Grausiger Fund in einem Bergdorf

In einem Wald nahe eines abgelegenen italienischen Bergdörfchens werden an einem kalten Wintertag elf Leichen gefunden. Diese Leichen weisen abgesehen vom Fundort keine Gemeinsamkeiten auf. Es sind Männer und Frauen dabei, auch Kinder. Einige weisen Spuren von Gewalt auf, einige scheinen rein zufällig gestorben, andere durch Unfälle. Ein Opfer wurde sogar laut Obduktionsbefund Opfer eines Hai-Angriffs – und zwar eines Hais, der seit 200 Jahren ausgestorben ist.
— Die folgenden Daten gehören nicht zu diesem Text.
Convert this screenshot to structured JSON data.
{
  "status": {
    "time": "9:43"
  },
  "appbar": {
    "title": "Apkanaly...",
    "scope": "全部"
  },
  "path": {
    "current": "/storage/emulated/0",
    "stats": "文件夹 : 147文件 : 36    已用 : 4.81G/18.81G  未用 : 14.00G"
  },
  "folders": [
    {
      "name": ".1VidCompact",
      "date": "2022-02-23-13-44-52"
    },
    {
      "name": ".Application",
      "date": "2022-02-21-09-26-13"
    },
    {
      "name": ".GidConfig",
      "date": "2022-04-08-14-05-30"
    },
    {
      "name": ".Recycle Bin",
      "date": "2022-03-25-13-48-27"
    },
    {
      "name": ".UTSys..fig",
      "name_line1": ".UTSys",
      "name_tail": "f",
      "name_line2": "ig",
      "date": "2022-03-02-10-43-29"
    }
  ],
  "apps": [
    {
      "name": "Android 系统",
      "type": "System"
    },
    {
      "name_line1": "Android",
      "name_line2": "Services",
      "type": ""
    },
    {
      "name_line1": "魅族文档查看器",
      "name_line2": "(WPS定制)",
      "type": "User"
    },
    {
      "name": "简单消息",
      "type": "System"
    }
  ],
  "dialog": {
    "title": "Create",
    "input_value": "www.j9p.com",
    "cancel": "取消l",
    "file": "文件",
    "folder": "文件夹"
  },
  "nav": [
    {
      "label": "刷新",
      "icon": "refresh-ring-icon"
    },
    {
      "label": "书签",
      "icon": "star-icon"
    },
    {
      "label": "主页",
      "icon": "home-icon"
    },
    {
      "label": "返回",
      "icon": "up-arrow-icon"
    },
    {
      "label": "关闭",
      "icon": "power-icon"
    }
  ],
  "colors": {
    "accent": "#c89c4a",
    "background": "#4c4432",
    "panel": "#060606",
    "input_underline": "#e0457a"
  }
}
Der schreckliche Tod der elf löst zunächst hektische Aktivitäten der Behörden aus und dann Bemühungen, die ganze Angelegenheit zu vertuschen.

In dem abgelegenen Dorf versuchen ein Pfarrer und eine Psychologin das Mysterium zu verstehen. Die beiden müssen sich dabei zum einen mit den Bewohnern des Dorfes und zum anderen mit sich selber auseinandersetzen. Beides fällt ihnen nicht leicht.

Greise Clans in der Provinz

Pfarrer und Psychologin schleppen einigen Ballast mit sich herum, und die Schilderung eines wegen Abwanderung und Überalterung aussterbenden Dorfes gehören zu den stärkeren Momenten von Veronesis „XY“. Schizophrenie, Inzest und Alterstarrsinn scheinen die beherrschenden Momente des Lebens der italienischen Provinz, das offenbar nach wie vor vo archaischem Clan-Denken beherrscht wird. Die Akteure sind meist im Greisenalter, die verbliebenen „Kinder“ meist in den Fünfzigern.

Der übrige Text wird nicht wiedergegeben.